Holidaymakers could be forced to pay extra for flights to cover themselves in case their airline goes bust.

A Government-backed report launched after Monarch’s collapse has warned that too many passengers fly unprotected, running the risk of being stranded abroad if a firm goes to the wall.

It proposes options to fund future repatriations, to ensure British taxpayers are not left footing the bill.

One could be a levy charged on all flights, which would go into a central pot and pay to repatriate or refund passengers if an airline collapses.

The interim report referred to Denmark, where passengers are charged an extra 20p per flight.

Another option is forcing insurers to cover passengers if an airline collapses, which would push the price of their policy up.

Travel insurance with this extra protection could be made mandatory for any passenger wanting to fly from a UK airport.

Most travel insurance policies do not protect passengers if an airline goes bust, although tourists who buy flights as part of a package holiday are covered under the Air Travel Organiser Licensing Scheme.

Those who buy flights separately by credit card are also protected.

Airlines have already objected to the prospect of a levy, as they fear it could deter passengers.

But Peter Bucks, chairman of the Airline Insolvency Review, said: ‘Even though airline insolvencies are relatively rare, we need to be prepared to deal with the consequences for passengers when one occurs.’
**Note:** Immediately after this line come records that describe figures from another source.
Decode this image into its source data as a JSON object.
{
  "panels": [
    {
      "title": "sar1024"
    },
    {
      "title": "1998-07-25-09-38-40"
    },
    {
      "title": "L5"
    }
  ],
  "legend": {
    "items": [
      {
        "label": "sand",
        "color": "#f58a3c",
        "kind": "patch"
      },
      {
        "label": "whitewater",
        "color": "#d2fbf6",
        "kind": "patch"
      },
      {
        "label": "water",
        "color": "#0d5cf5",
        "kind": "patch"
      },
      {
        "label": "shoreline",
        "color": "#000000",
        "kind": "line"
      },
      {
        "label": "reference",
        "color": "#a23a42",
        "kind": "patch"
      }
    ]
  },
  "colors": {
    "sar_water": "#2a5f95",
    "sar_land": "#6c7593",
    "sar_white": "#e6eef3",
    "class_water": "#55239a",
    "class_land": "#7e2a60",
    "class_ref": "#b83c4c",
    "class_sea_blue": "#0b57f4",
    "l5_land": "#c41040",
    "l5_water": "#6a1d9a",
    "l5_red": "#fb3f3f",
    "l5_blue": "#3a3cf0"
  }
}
Around 110,000 Monarch passengers were abroad when their airline went bust last October.

It sparked panic among holidaymakers who feared being left hundreds of pounds out of pocket to pay for more expensive flights home and extra accommodation.

To prevent this, the Civil Aviation Authority borrowed planes from other airlines, costing the Government £60million.

The final report will be published later this year.